Everywhere! They even outnumbered those Hosta-things we'd seen earlier.

We reached the AT quickly, stood there for a minute, then headed back. There was a campsite right there at the end of the road, and there were a few odd artifacts lying about.


The German keychain wasn't all that odd. The blister pack of Nicoderm gum though, definitely fits in the odd category.

Clark: "Imagine trying to hike the AT and give up smoking at the same time. Seems like one challenge at a time might be enough."

Me: "Maybe you should chew it. Then later you'll be craving a cigarette despite never having smoked one."

Clark: "Wouldn't that be crazy - getting hooked on cigarettes by chewing the gum that's supposed to help you quit?"

He packed it out. Probably didn't chew it.

Near the southern end of 44F, someone had rolled out a glorious green carpet for us on the ridge between the old tire tracks.

Old FS44F

The photo doesn't do it justice. It was super, super lush and fluffy in real life. Unnaturally so.

The Disney princesses were out there enjoying the woods too.

Disney Princess Mylar Balloon

My pack was actually starting to get full. I'd accumulated a rain poncho, a bottle, and now two balloons.

We reached FS44 in good time, and trucked it back towards the car.

There was a little black salamander on the road somewhere in there.

Little Black Salamander

I'm not sure I've ever seen one that was totally black before.

The car grew ever nearer, but the map I'd printed out had several little dotted green lines on it. Dotted green lines mean: "I've seen what appears to be a navigable trail leading off in this direction." There was one such dotted line leading north along Wilks Creek.

Yes, I was tired, and my feet were tired and kind-of hurt, and the car was like a mile away, but we were right there, and it would be irresponsible... I'm pretty sure Clark didn't want to add any more distance to the day, but he followed me up that trail anyway. Thanks man.

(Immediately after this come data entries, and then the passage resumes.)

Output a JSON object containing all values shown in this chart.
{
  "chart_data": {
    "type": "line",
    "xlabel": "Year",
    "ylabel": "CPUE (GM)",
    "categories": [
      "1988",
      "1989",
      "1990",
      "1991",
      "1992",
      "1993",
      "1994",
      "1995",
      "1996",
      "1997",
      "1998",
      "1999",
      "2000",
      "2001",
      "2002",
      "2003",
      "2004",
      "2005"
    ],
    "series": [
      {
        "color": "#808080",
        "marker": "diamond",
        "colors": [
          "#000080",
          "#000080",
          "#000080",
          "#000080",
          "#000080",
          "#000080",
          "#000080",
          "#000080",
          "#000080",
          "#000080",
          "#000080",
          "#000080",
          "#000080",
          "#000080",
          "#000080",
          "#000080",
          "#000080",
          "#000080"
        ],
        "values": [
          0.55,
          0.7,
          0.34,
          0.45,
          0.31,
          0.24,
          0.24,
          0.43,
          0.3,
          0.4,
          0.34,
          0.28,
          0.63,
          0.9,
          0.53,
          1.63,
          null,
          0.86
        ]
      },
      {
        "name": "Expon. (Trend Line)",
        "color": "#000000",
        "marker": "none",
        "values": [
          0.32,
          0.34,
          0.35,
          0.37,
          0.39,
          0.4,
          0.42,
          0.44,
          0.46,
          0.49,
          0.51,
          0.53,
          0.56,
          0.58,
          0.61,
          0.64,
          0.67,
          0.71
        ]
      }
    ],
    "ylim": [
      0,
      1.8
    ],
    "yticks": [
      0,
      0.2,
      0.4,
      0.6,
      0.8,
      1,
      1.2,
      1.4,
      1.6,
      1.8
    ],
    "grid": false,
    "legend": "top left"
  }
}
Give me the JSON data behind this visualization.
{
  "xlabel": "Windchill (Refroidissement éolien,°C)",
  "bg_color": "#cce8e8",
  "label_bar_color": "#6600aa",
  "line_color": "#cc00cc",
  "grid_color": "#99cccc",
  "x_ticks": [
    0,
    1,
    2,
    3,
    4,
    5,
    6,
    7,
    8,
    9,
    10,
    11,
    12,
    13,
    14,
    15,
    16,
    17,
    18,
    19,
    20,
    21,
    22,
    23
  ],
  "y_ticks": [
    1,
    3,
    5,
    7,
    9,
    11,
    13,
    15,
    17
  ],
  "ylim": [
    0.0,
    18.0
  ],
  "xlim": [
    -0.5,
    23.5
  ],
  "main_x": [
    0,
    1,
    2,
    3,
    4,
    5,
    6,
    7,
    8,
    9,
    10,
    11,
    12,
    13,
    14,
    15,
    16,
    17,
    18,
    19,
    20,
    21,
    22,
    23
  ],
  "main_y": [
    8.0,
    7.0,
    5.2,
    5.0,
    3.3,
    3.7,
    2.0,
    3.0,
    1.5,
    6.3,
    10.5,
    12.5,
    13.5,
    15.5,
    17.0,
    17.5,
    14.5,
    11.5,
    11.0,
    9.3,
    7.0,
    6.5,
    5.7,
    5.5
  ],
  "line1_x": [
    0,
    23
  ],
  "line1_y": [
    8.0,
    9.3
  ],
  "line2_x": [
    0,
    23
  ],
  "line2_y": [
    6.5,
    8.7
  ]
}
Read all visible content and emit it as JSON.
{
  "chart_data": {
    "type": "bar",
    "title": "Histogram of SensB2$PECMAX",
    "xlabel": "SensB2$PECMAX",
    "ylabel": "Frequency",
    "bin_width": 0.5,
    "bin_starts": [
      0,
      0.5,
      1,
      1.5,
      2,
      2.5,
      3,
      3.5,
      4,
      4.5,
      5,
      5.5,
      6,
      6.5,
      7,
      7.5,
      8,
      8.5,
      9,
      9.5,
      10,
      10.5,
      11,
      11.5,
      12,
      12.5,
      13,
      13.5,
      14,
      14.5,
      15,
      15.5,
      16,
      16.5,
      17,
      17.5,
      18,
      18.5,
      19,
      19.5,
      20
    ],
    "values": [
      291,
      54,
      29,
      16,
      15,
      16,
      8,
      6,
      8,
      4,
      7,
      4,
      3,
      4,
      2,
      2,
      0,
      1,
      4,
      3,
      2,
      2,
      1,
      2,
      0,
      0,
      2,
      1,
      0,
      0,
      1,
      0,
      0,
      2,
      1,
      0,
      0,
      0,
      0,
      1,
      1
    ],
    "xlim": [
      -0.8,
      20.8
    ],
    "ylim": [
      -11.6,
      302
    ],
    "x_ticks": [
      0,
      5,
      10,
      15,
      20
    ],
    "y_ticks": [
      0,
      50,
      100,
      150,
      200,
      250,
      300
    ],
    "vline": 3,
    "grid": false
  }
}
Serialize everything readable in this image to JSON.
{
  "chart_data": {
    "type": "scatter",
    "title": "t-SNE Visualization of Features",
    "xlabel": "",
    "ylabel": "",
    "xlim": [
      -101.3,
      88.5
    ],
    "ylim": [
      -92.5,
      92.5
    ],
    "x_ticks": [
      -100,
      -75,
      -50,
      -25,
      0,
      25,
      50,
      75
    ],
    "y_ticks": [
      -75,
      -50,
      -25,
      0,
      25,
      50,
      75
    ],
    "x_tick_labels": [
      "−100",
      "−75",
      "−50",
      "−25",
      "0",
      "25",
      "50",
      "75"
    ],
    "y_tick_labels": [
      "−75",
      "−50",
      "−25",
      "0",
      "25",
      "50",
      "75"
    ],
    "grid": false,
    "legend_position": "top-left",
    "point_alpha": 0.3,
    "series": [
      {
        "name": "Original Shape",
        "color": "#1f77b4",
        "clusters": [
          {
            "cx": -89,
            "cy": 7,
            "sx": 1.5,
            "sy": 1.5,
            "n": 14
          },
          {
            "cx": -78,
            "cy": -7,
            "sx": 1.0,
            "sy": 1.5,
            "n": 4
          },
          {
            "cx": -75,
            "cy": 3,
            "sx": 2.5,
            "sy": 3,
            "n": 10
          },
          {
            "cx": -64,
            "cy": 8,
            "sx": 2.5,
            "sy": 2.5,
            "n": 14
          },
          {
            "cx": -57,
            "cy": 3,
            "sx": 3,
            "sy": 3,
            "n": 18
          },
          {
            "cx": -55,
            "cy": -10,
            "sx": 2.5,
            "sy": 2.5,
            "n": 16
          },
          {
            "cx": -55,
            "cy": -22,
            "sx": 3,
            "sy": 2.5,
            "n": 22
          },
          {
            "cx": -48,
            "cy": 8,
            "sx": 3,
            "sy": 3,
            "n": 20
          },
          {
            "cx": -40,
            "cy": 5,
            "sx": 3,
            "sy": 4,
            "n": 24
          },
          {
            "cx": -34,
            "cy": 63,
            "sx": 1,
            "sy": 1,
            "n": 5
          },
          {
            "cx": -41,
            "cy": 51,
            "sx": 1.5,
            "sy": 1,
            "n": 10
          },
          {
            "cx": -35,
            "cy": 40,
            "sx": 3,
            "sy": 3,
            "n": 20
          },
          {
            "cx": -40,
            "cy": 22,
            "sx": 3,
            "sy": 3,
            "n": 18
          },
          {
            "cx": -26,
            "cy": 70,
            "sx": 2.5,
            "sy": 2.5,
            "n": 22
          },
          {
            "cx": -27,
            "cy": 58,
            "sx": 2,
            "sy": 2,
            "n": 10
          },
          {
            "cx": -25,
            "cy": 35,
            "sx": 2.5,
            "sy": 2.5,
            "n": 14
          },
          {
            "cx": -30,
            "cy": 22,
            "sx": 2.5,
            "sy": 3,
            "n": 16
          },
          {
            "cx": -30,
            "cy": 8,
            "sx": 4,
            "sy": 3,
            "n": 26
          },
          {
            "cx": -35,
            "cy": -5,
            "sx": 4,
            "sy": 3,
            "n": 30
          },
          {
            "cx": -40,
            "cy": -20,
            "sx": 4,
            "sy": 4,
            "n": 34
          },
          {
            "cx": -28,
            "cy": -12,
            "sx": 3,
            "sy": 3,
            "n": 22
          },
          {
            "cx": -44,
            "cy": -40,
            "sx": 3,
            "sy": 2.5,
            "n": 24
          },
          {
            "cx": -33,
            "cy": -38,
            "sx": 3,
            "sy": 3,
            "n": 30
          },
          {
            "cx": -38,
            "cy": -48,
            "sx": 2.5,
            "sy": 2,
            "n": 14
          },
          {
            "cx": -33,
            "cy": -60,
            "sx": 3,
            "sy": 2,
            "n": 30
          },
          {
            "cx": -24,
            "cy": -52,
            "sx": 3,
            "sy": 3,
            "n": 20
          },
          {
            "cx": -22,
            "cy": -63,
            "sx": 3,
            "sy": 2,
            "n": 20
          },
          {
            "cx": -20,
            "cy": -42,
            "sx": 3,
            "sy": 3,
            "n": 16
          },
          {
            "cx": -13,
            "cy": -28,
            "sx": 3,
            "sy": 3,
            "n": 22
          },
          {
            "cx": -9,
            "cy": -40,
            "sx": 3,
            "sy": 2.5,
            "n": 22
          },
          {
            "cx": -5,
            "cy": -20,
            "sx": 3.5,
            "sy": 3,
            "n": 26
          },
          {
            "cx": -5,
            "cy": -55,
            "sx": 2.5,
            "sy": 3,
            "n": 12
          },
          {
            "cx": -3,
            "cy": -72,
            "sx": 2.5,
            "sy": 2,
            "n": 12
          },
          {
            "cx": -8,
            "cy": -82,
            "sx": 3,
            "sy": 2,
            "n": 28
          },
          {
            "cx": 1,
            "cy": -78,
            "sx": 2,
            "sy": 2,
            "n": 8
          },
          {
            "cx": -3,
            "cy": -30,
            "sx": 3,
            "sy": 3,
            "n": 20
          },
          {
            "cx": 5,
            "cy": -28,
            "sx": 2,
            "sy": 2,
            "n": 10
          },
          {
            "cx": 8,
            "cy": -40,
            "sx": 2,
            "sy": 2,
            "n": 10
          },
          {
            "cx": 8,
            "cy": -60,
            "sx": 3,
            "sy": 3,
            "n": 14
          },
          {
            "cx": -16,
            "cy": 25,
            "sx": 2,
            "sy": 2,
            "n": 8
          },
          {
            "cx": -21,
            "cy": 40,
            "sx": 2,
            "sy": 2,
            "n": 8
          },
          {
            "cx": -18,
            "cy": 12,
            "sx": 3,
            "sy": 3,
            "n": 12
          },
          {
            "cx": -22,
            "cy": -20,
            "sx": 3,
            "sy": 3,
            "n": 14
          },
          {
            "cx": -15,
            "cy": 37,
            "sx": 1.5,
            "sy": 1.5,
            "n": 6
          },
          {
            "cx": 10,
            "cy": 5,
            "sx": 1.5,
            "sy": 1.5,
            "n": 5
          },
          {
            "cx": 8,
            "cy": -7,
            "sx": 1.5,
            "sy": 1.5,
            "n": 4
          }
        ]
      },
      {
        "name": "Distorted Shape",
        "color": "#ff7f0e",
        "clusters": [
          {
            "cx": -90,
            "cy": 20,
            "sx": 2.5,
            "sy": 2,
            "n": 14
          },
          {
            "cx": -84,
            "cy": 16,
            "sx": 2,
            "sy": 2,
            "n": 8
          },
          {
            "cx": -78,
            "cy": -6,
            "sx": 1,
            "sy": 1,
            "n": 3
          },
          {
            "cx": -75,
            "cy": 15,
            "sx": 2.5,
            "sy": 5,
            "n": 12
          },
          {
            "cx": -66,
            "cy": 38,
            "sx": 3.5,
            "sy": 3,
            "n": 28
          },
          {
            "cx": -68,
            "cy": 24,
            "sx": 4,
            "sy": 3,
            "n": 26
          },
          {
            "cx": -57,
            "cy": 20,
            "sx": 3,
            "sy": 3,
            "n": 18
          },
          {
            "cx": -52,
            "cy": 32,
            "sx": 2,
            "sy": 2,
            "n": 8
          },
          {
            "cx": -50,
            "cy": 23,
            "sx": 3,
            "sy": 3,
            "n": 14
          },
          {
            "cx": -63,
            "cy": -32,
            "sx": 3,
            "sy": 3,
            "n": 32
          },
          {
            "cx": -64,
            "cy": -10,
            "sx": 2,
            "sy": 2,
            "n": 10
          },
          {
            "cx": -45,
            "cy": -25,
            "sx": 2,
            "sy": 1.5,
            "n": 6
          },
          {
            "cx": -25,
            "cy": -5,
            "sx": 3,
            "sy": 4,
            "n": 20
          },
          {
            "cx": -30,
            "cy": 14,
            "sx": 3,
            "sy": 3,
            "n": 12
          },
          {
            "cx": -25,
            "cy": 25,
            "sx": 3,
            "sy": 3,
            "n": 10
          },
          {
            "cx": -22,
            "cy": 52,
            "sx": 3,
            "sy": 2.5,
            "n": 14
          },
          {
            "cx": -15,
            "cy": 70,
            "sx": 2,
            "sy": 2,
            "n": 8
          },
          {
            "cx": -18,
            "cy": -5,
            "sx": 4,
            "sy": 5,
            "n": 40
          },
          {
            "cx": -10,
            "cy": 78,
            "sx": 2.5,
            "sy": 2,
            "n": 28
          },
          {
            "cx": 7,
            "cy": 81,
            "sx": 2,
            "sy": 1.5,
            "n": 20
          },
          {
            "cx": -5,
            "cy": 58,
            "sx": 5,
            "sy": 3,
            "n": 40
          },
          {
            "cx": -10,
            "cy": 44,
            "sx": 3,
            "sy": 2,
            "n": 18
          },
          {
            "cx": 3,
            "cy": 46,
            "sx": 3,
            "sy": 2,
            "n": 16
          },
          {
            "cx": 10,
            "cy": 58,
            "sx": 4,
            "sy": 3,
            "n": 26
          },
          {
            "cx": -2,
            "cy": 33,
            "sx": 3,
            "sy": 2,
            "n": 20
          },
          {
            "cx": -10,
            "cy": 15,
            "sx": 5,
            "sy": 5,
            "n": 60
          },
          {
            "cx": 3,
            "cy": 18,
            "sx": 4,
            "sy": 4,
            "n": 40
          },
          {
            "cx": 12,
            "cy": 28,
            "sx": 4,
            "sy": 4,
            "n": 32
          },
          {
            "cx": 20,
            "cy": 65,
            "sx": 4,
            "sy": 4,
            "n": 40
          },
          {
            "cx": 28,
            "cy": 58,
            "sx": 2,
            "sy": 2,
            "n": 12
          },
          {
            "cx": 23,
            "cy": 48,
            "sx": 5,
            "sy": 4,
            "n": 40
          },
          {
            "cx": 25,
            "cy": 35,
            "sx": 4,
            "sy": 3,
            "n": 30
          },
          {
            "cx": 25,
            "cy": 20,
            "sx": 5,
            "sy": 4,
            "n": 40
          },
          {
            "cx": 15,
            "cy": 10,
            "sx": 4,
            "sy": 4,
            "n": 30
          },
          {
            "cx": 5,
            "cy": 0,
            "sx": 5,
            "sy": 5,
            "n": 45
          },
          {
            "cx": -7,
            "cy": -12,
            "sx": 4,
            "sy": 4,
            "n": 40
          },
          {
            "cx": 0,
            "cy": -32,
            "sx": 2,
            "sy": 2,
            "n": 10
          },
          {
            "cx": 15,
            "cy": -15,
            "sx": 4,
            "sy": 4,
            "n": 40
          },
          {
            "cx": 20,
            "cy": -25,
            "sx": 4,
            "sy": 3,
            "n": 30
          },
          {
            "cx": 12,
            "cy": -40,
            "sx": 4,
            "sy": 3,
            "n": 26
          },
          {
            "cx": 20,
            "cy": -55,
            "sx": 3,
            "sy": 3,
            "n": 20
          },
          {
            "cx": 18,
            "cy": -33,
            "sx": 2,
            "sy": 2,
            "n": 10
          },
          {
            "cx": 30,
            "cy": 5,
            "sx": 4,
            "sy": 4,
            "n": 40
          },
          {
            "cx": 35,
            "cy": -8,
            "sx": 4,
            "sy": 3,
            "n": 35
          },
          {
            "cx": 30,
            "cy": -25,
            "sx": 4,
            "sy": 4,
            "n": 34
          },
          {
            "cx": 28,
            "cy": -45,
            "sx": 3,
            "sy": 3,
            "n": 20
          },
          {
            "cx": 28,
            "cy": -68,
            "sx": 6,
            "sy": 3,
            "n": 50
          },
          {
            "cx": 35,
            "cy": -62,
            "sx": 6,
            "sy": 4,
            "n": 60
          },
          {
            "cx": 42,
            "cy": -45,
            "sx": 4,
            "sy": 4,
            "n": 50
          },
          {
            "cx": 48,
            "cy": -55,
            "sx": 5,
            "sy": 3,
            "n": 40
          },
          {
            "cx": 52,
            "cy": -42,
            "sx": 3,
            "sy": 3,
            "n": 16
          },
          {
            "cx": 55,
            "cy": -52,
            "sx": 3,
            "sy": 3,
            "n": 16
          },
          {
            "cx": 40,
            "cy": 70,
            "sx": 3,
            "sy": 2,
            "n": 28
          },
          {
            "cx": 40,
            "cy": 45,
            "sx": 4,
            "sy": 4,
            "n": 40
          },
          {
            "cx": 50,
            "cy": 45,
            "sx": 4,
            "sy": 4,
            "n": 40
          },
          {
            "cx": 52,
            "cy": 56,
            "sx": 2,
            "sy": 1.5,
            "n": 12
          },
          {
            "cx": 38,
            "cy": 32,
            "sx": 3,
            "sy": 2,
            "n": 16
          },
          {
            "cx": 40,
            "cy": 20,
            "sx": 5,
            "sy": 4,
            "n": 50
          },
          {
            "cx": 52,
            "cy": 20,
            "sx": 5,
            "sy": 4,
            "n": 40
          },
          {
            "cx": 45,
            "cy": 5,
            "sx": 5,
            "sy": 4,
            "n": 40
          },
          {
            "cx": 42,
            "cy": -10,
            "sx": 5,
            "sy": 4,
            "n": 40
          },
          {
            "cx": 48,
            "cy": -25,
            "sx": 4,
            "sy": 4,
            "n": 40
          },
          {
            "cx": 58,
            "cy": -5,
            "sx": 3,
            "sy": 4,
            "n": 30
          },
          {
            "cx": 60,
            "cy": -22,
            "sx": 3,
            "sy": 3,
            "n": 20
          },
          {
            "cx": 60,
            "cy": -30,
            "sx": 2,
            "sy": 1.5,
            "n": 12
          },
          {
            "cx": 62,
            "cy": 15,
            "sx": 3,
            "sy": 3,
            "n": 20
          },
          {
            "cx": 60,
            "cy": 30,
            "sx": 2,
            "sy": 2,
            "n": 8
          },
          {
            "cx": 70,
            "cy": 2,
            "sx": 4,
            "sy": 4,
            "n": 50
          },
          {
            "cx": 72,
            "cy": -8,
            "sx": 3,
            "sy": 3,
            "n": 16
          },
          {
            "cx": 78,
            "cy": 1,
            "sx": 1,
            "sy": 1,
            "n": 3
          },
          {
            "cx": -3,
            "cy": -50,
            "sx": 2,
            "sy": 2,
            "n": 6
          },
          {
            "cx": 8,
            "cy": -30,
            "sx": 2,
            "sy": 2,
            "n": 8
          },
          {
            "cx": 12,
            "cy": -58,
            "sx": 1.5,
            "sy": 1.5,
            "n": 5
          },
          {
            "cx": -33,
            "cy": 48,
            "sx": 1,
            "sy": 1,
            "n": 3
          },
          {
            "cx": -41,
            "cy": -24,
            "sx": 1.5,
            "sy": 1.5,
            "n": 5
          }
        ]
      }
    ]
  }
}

The trail was well traveled. This made sense, there was an established campsite at the bottom of it. A ways up there was a little sliding falls with no good vantage for a photo.

Upper Wilks Creek Falls

And further up a spring had apparently popped up above the trail and turned a long section of it into a creekbed.

Upper Wilks Creek Crail

And above that, there was more trail. I must admit that I was disappointed to find more trail. I honestly didn't feel like following it. Clark didn't either. He was like 100 yards back, making less-than-deliberate progress toward me.

"The trail keeps going up there, but honestly, I don't feel like following it."

"Yeah, my wanderlust has been sated."

Mine had too.

Fortunately it was all downhill from there, and our jibber-jabber made the mile or so back to the car fly by.

I was a little disappointed not to have seen much wildlife except out on the main road. That's bear country up there and dangit there ought to be bears somewhere. It's possible that our persistent clever-banter scared them away. Maybe that's good though. You know, save something for next time.

My Adventure skills were a little rusty all day too, and that kind of sucked. My legs are a little more scraped and shredded than was once typical for the same kind of hike. I poked my hand on something. Got my camelback hung up once... Get it together Dave, get it together.

Back in Helen we grabbed some dinner at La Cabana. Suzy had been hiking with her sister at Arabia Mountain all day, but she'd made it back to town and she met us at the restaurant. We had a great time. Man! It's been a while. Too long, too long!

That was yesterday. Today was decidedly less adventurous but about equally strenuous. My father-in-law and I'd begin some driveway repair on Saturday and I spent the day today pulling off the forms and backfilling behind the patched sections with gravel/dirt/rock/cement and spreading the remainder of the gravel to cover a parking area near the top of the driveway... in the rain, no less. Three days of good, solid labor. My back is tired. My legs are tired. It's supposed to rain all week, and that's fine with me. I'm looking forward to getting some nerd work done. I hope it's sunny in a week though. I ought to be ready to get back at it then.